235LincolnPl.jpg
This two-bedroom in the prewar co-op at 235 Lincoln Place in Park Slope has been on the market for a couple of months now. After starting out at $735,000, the price has just been trimmed to $719,000. While the listing talks up what a great place it is, the lack of photos of any kitchens or bathrooms is a source of concern to us, and a potential explanation for why this place hasn’t moved yet. Another possibility: The living room looks a little skinnier than one would expect in a typical prewar doorman building. Nonetheless, we love the generous foyer and the location, just off 8th Avenue, rocks. Anyone have any insight into why there’ve been no takers thus far?
235 Lincoln Place [Brown Harris Stevens] GMAP P*Shark
Photo by Kate Leonova for Property Shark


What's Your Take? Leave a Comment

Leave a Reply

  1. Hey, I live on that block, but in one of the row houses down and across the street.

    About to by 510sq ft. in an 1880’s building coop on Lincoln for $300K with $500/m maintenance. Please tell me I am not insane…

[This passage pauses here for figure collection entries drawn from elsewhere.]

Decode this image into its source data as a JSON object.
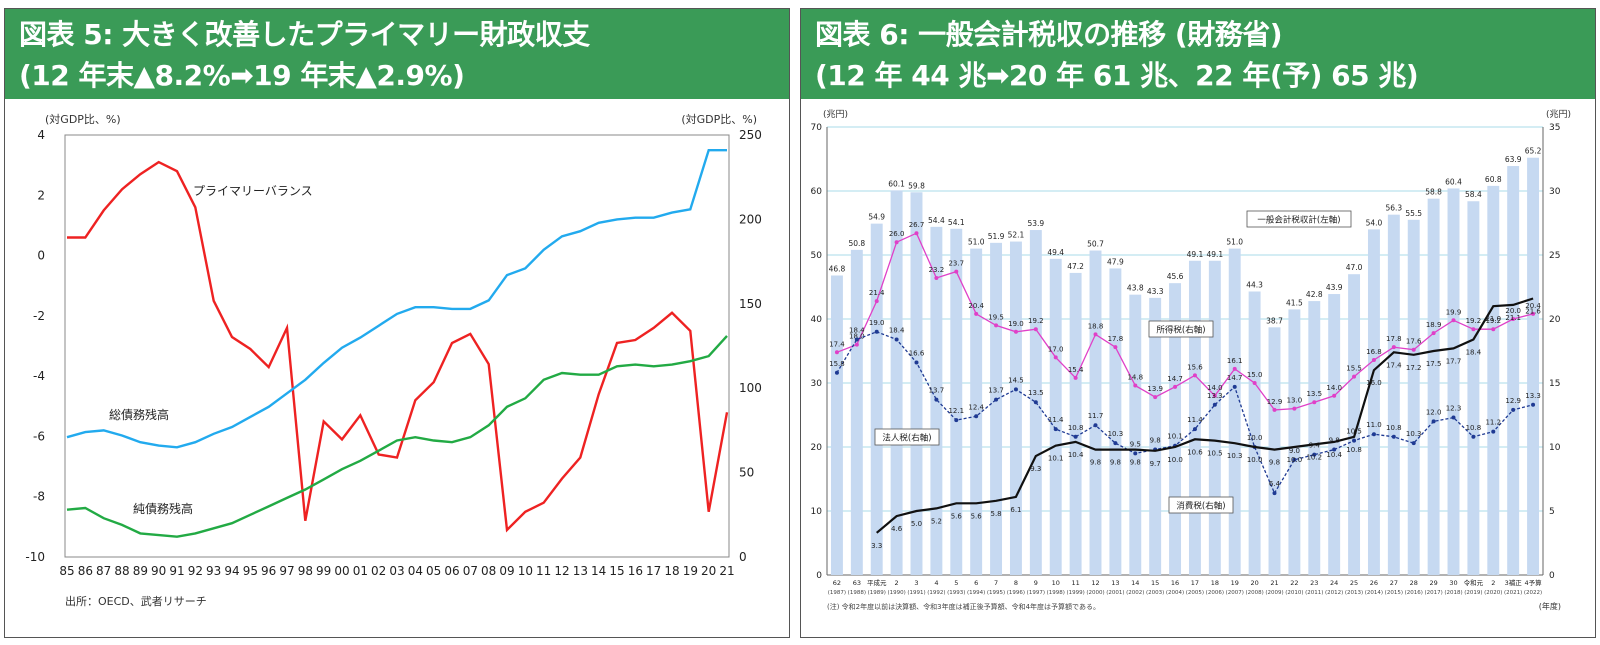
{
  "panel1": {
    "title_line1": "図表 5: 大きく改善したプライマリー財政収支",
    "title_line2": "(12 年末▲8.2%➡19 年末▲2.9%)",
    "left_unit": "(対GDP比、%)",
    "right_unit": "(対GDP比、%)",
    "source": "出所：OECD、武者リサーチ"
  },
  "panel2": {
    "title_line1": "図表 6: 一般会計税収の推移 (財務省)",
    "title_line2": "(12 年 44 兆➡20 年 61 兆、22 年(予) 65 兆)",
    "left_unit": "(兆円)",
    "right_unit": "(兆円)",
    "year_label": "(年度)",
    "footnote": "(注) 令和2年度以前は決算額、令和3年度は補正後予算額、令和4年度は予算額である。"
  },
  "chart_data": [
    {
      "type": "line",
      "x": [
        "85",
        "86",
        "87",
        "88",
        "89",
        "90",
        "91",
        "92",
        "93",
        "94",
        "95",
        "96",
        "97",
        "98",
        "99",
        "00",
        "01",
        "02",
        "03",
        "04",
        "05",
        "06",
        "07",
        "08",
        "09",
        "10",
        "11",
        "12",
        "13",
        "14",
        "15",
        "16",
        "17",
        "18",
        "19",
        "20",
        "21"
      ],
      "ylim_left": [
        -10,
        4
      ],
      "yticks_left": [
        4,
        2,
        0,
        -2,
        -4,
        -6,
        -8,
        -10
      ],
      "ylim_right": [
        0,
        250
      ],
      "yticks_right": [
        250,
        200,
        150,
        100,
        50,
        0
      ],
      "series": [
        {
          "name": "プライマリーバランス",
          "axis": "left",
          "color": "#ee2222",
          "values": [
            0.6,
            0.6,
            1.5,
            2.2,
            2.7,
            3.1,
            2.8,
            1.6,
            -1.5,
            -2.7,
            -3.1,
            -3.7,
            -2.4,
            -8.8,
            -5.5,
            -6.1,
            -5.3,
            -6.6,
            -6.7,
            -4.8,
            -4.2,
            -2.9,
            -2.6,
            -3.6,
            -9.1,
            -8.5,
            -8.2,
            -7.4,
            -6.7,
            -4.6,
            -2.9,
            -2.8,
            -2.4,
            -1.9,
            -2.5,
            -8.5,
            -5.2
          ]
        },
        {
          "name": "総債務残高",
          "axis": "right",
          "color": "#22aaee",
          "values": [
            71,
            74,
            75,
            72,
            68,
            66,
            65,
            68,
            73,
            77,
            83,
            89,
            97,
            105,
            115,
            124,
            130,
            137,
            144,
            148,
            148,
            147,
            147,
            152,
            167,
            171,
            182,
            190,
            193,
            198,
            200,
            201,
            201,
            204,
            206,
            241,
            241
          ]
        },
        {
          "name": "純債務残高",
          "axis": "right",
          "color": "#22aa44",
          "values": [
            28,
            29,
            23,
            19,
            14,
            13,
            12,
            14,
            17,
            20,
            25,
            30,
            35,
            40,
            46,
            52,
            57,
            63,
            69,
            71,
            69,
            68,
            71,
            78,
            89,
            94,
            105,
            109,
            108,
            108,
            113,
            114,
            113,
            114,
            116,
            119,
            131
          ]
        }
      ]
    },
    {
      "type": "bar",
      "categories": [
        "62",
        "63",
        "平成元",
        "2",
        "3",
        "4",
        "5",
        "6",
        "7",
        "8",
        "9",
        "10",
        "11",
        "12",
        "13",
        "14",
        "15",
        "16",
        "17",
        "18",
        "19",
        "20",
        "21",
        "22",
        "23",
        "24",
        "25",
        "26",
        "27",
        "28",
        "29",
        "30",
        "令和元",
        "2",
        "3補正",
        "4予算"
      ],
      "sub_categories": [
        "(1987)",
        "(1988)",
        "(1989)",
        "(1990)",
        "(1991)",
        "(1992)",
        "(1993)",
        "(1994)",
        "(1995)",
        "(1996)",
        "(1997)",
        "(1998)",
        "(1999)",
        "(2000)",
        "(2001)",
        "(2002)",
        "(2003)",
        "(2004)",
        "(2005)",
        "(2006)",
        "(2007)",
        "(2008)",
        "(2009)",
        "(2010)",
        "(2011)",
        "(2012)",
        "(2013)",
        "(2014)",
        "(2015)",
        "(2016)",
        "(2017)",
        "(2018)",
        "(2019)",
        "(2020)",
        "(2021)",
        "(2022)"
      ],
      "ylim_left": [
        0,
        70
      ],
      "yticks_left": [
        70,
        60,
        50,
        40,
        30,
        20,
        10,
        0
      ],
      "ylim_right": [
        0,
        35
      ],
      "yticks_right": [
        35,
        30,
        25,
        20,
        15,
        10,
        5,
        0
      ],
      "series": [
        {
          "name": "一般会計税収計(左軸)",
          "kind": "bar",
          "axis": "left",
          "color": "#c6d9f1",
          "values": [
            46.8,
            50.8,
            54.9,
            60.1,
            59.8,
            54.4,
            54.1,
            51.0,
            51.9,
            52.1,
            53.9,
            49.4,
            47.2,
            50.7,
            47.9,
            43.8,
            43.3,
            45.6,
            49.1,
            49.1,
            51.0,
            44.3,
            38.7,
            41.5,
            42.8,
            43.9,
            47.0,
            54.0,
            56.3,
            55.5,
            58.8,
            60.4,
            58.4,
            60.8,
            63.9,
            65.2
          ]
        },
        {
          "name": "所得税(右軸)",
          "kind": "line",
          "axis": "right",
          "color": "#e040c8",
          "values": [
            17.4,
            18.0,
            21.4,
            26.0,
            26.7,
            23.2,
            23.7,
            20.4,
            19.5,
            19.0,
            19.2,
            17.0,
            15.4,
            18.8,
            17.8,
            14.8,
            13.9,
            14.7,
            15.6,
            14.0,
            16.1,
            15.0,
            12.9,
            13.0,
            13.5,
            14.0,
            15.5,
            16.8,
            17.8,
            17.6,
            18.9,
            19.9,
            19.2,
            19.2,
            20.0,
            20.4
          ]
        },
        {
          "name": "法人税(右軸)",
          "kind": "line",
          "axis": "right",
          "color": "#1f3a93",
          "values": [
            15.8,
            18.4,
            19.0,
            18.4,
            16.6,
            13.7,
            12.1,
            12.4,
            13.7,
            14.5,
            13.5,
            11.4,
            10.8,
            11.7,
            10.3,
            9.5,
            9.8,
            10.1,
            11.4,
            13.3,
            14.7,
            10.0,
            6.4,
            9.0,
            9.4,
            9.8,
            10.5,
            11.0,
            10.8,
            10.3,
            12.0,
            12.3,
            10.8,
            11.2,
            12.9,
            13.3
          ]
        },
        {
          "name": "消費税(右軸)",
          "kind": "line",
          "axis": "right",
          "color": "#111111",
          "start_index": 2,
          "values": [
            null,
            null,
            3.3,
            4.6,
            5.0,
            5.2,
            5.6,
            5.6,
            5.8,
            6.1,
            9.3,
            10.1,
            10.4,
            9.8,
            9.8,
            9.8,
            9.7,
            10.0,
            10.6,
            10.5,
            10.3,
            10.0,
            9.8,
            10.0,
            10.2,
            10.4,
            10.8,
            16.0,
            17.4,
            17.2,
            17.5,
            17.7,
            18.4,
            21.0,
            21.1,
            21.6
          ]
        }
      ]
    }
  ]
}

  2. The living room isn’t so narrow – the floorplan says it is 13.5 feet wide, which is a common size in brownstone living rooms, and they don’t look narrow.

    They just don’t have the furniture placed so that it shows the living room off in its best light. The couch should be in front of the window, leaving enough space behind it to walk around it to tend to the plants in front of the window, which would love that light.

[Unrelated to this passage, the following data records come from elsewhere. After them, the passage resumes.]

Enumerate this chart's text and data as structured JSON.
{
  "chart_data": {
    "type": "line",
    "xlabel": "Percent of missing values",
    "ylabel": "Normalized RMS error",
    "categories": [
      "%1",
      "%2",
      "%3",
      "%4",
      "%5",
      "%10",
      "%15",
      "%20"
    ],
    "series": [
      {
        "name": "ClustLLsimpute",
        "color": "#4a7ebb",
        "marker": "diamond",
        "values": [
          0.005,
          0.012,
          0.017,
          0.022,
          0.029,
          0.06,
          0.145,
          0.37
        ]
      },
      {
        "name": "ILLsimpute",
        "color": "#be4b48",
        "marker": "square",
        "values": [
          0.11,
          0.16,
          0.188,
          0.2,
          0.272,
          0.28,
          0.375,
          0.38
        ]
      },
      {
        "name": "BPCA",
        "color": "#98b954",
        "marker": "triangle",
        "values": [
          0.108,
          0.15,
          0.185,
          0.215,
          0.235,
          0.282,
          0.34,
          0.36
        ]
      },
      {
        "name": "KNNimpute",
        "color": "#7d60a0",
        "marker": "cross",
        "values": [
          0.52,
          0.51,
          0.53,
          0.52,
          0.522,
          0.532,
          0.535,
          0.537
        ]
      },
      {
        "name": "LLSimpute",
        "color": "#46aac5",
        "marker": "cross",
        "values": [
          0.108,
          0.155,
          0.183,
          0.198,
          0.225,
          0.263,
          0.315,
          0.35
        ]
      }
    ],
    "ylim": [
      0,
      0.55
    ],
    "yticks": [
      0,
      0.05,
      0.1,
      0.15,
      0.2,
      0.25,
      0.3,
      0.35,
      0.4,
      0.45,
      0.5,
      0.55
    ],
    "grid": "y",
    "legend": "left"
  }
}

    I’ve also seen this listing, and wondered why it wasn’t snapped up right away. I think it is a staging problem.

    I like the foyer, too – I’d put a small table against the wall there for breakfast and informal dining (there’s room in the LR/DR for a formal dining-room sized table, which you can just see in the picture.) There’d be plenty of room to walk around a table against the wall.

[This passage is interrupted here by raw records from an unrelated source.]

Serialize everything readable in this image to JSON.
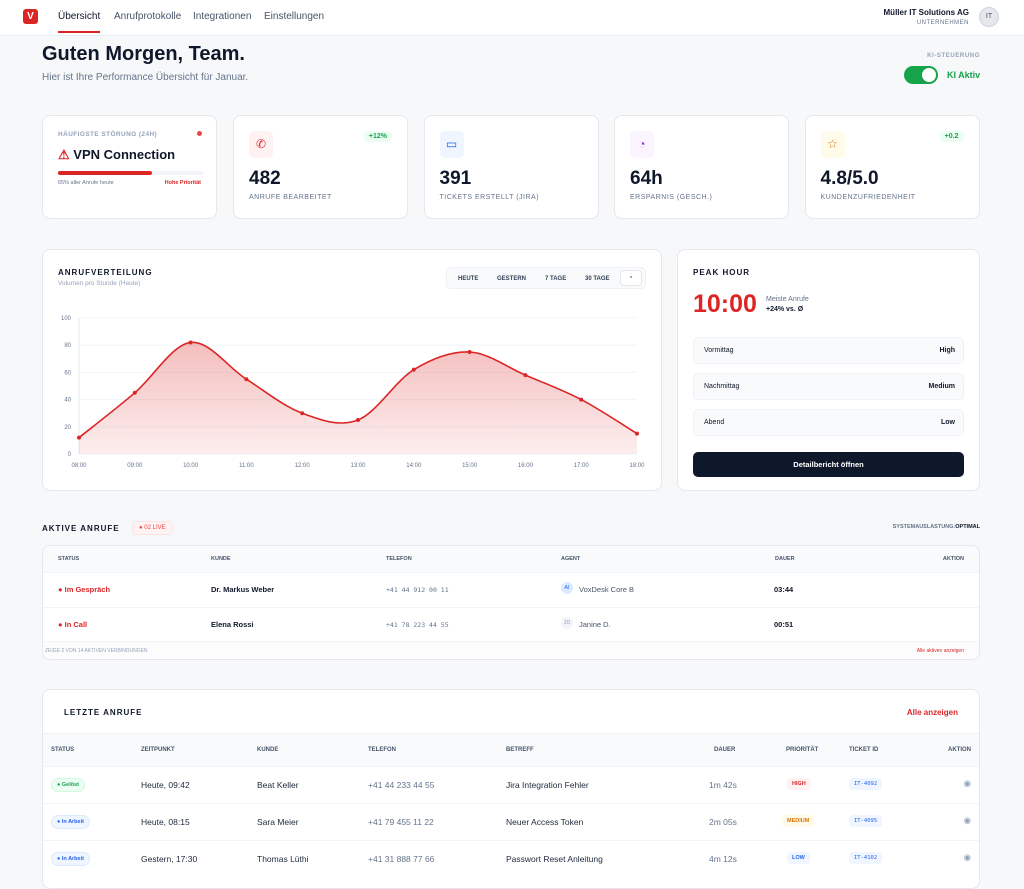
{
  "nav": {
    "logo": "V",
    "items": [
      "Übersicht",
      "Anrufprotokolle",
      "Integrationen",
      "Einstellungen"
    ],
    "org_name": "Müller IT Solutions AG",
    "org_type": "UNTERNEHMEN",
    "avatar": "IT"
  },
  "header": {
    "title": "Guten Morgen, Team.",
    "subtitle": "Hier ist Ihre Performance Übersicht für Januar.",
    "ki_label": "KI-STEUERUNG",
    "ki_status": "KI Aktiv",
    "ki_on": true
  },
  "incident": {
    "label": "HÄUFIGSTE STÖRUNG (24H)",
    "title": "VPN Connection",
    "percent": 65,
    "note": "65% aller Anrufe heute",
    "priority": "Hohe Priorität"
  },
  "kpis": [
    {
      "icon": "phone-icon",
      "glyph": "✆",
      "value": "482",
      "label": "ANRUFE BEARBEITET",
      "badge": "+12%",
      "color": "#dc2626",
      "bg": "#fef2f2"
    },
    {
      "icon": "ticket-icon",
      "glyph": "▭",
      "value": "391",
      "label": "TICKETS ERSTELLT (JIRA)",
      "badge": "",
      "color": "#2563eb",
      "bg": "#eff6ff"
    },
    {
      "icon": "clock-icon",
      "glyph": "◔",
      "value": "64h",
      "label": "ERSPARNIS (GESCH.)",
      "badge": "",
      "color": "#9333ea",
      "bg": "#faf5ff"
    },
    {
      "icon": "star-icon",
      "glyph": "☆",
      "value": "4.8/5.0",
      "label": "KUNDENZUFRIEDENHEIT",
      "badge": "+0.2",
      "color": "#d97706",
      "bg": "#fffbeb"
    }
  ],
  "chart_panel": {
    "title": "ANRUFVERTEILUNG",
    "subtitle": "Volumen pro Stunde (Heute)",
    "filters": [
      "HEUTE",
      "GESTERN",
      "7 TAGE",
      "30 TAGE"
    ]
  },
  "chart_data": {
    "type": "area",
    "x": [
      "08:00",
      "09:00",
      "10:00",
      "11:00",
      "12:00",
      "13:00",
      "14:00",
      "15:00",
      "16:00",
      "17:00",
      "18:00"
    ],
    "values": [
      12,
      45,
      82,
      55,
      30,
      25,
      62,
      75,
      58,
      40,
      15
    ],
    "ylim": [
      0,
      100
    ],
    "yticks": [
      0,
      20,
      40,
      60,
      80,
      100
    ],
    "grid": true,
    "color": "#dc2626"
  },
  "peak": {
    "title": "PEAK HOUR",
    "time": "10:00",
    "desc": "Meiste Anrufe",
    "delta": "+24% vs. Ø",
    "rows": [
      {
        "label": "Vormittag",
        "value": "High"
      },
      {
        "label": "Nachmittag",
        "value": "Medium"
      },
      {
        "label": "Abend",
        "value": "Low"
      }
    ],
    "button": "Detailbericht öffnen"
  },
  "active": {
    "title": "AKTIVE ANRUFE",
    "live": "02 LIVE",
    "load_label": "SYSTEMAUSLASTUNG:",
    "load_value": "OPTIMAL",
    "headers": [
      "STATUS",
      "KUNDE",
      "TELEFON",
      "AGENT",
      "DAUER",
      "AKTION"
    ],
    "rows": [
      {
        "status": "Im Gespräch",
        "customer": "Dr. Markus Weber",
        "phone": "+41 44 912 00 11",
        "agent_initials": "AI",
        "agent": "VoxDesk Core B",
        "duration": "03:44"
      },
      {
        "status": "In Call",
        "customer": "Elena Rossi",
        "phone": "+41 78 223 44 55",
        "agent_initials": "JD",
        "agent": "Janine D.",
        "duration": "00:51"
      }
    ],
    "footer": "ZEIGE 2 VON 14 AKTIVEN VERBINDUNGEN",
    "show_all": "Alle aktiven anzeigen"
  },
  "recent": {
    "title": "LETZTE ANRUFE",
    "show_all": "Alle anzeigen",
    "headers": [
      "STATUS",
      "ZEITPUNKT",
      "KUNDE",
      "TELEFON",
      "BETREFF",
      "DAUER",
      "PRIORITÄT",
      "TICKET ID",
      "AKTION"
    ],
    "rows": [
      {
        "status": "Gelöst",
        "time": "Heute, 09:42",
        "customer": "Beat Keller",
        "phone": "+41 44 233 44 55",
        "subject": "Jira Integration Fehler",
        "duration": "1m 42s",
        "priority": "HIGH",
        "ticket": "IT-4092"
      },
      {
        "status": "In Arbeit",
        "time": "Heute, 08:15",
        "customer": "Sara Meier",
        "phone": "+41 79 455 11 22",
        "subject": "Neuer Access Token",
        "duration": "2m 05s",
        "priority": "MEDIUM",
        "ticket": "IT-4095"
      },
      {
        "status": "In Arbeit",
        "time": "Gestern, 17:30",
        "customer": "Thomas Lüthi",
        "phone": "+41 31 888 77 66",
        "subject": "Passwort Reset Anleitung",
        "duration": "4m 12s",
        "priority": "LOW",
        "ticket": "IT-4102"
      }
    ]
  }
}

    I’d use the second bedroom as a study/guest room (which means that big old desk in the LR wouldn’t determine the poor furniture layout of that room). I like the study off the foyer/breakfast room, and occasional guests are happy just to have their own room with a door, and not have to sleep on a pull-out couch in the living room.

    I just sold my place (subject to my coop board’s approval of the second buyer I’ve contracted with – don’t get me started on 4-unit coop boards) and I am amazed that sellers (or their real estate agents) don’t look at their apartments from the point of view of potential buyers. I moved out all of my files, books, bookcases, small misc. furniture, most of the stuff in closets, excess clothes and dressers, and even invested in some cheap Ikea furniture to show off my guest room at its most spacious, before showing my apartment.

    Apartment buyers, especially first-time buyers (which many coop buyers are – I’d never buy another one again – no more shared ownership with crazy strangers for me – coop or condo – I’d rather rent until I can buy a house) can’t visualize the space at its best – you have to rearrange it to show them (even if that’s not how you (or they) actually live in it.

    My strategy must have worked – multiple offers after each open house. Now if only I could also move out some of my coop neighbors …..

  3. JP-

    Um…No

    The issue isn’t whether it’s a legal bedroom but whether it’s a habitable room, which is the definition that matters to DOB. That means that the room must have one dimension equal to or greater than 8′-0″(as for a height requirement I think anything below 7′-6″ is out of the question) and that it must have a total window area equal to 10% of the square footage and an operable window area equal to 5% of the square footage.

    Also, imagine an 8′-0″ x 8′-0″ bedroom. Sucks, don’t it. Just because it’s legal…

  4. and a bedroom must have light and air 10% and 5″ of its floor area, a closet, ceiling greater than 7′- something and no dimensions less than 8′-0″

    i dont pretend that any of us adhere to this crap but its always fun to bring it up

  5. The 2.25 comment doesn’t make sense to me – you know its 1000 maintenance going in – why would that suddenly be too nigh forcing you to move out.

    BTW – anyone who pays 1000 per month maintenance for that place needs their head examined.

  6. thanks, but the place has multiple bids.

    and your mass exodus comment makes no sense, considering every unit in the building is occupied. when someone leaves, someone else arrives.

    useless.

  7. i used to live on this block–it’s a great block. had friends in the building, and while some of the apartments are lovely and big, this ain’t one of them. i don’t know that i’ve seen this one, but i’ve seen one just like it at an open house a few years ago. this is one hideous layout–i’m pretty sure this is the one i saw because i can’t imagine two homeowners would ruin their apartment the same way, layout-wise. it’s tiny. oh well. the last people i know who lived there moved out because the maintenance was so damn high–it was $1000 five years ago, too, which was considered even more exorbitant then. i see that the exodus continues.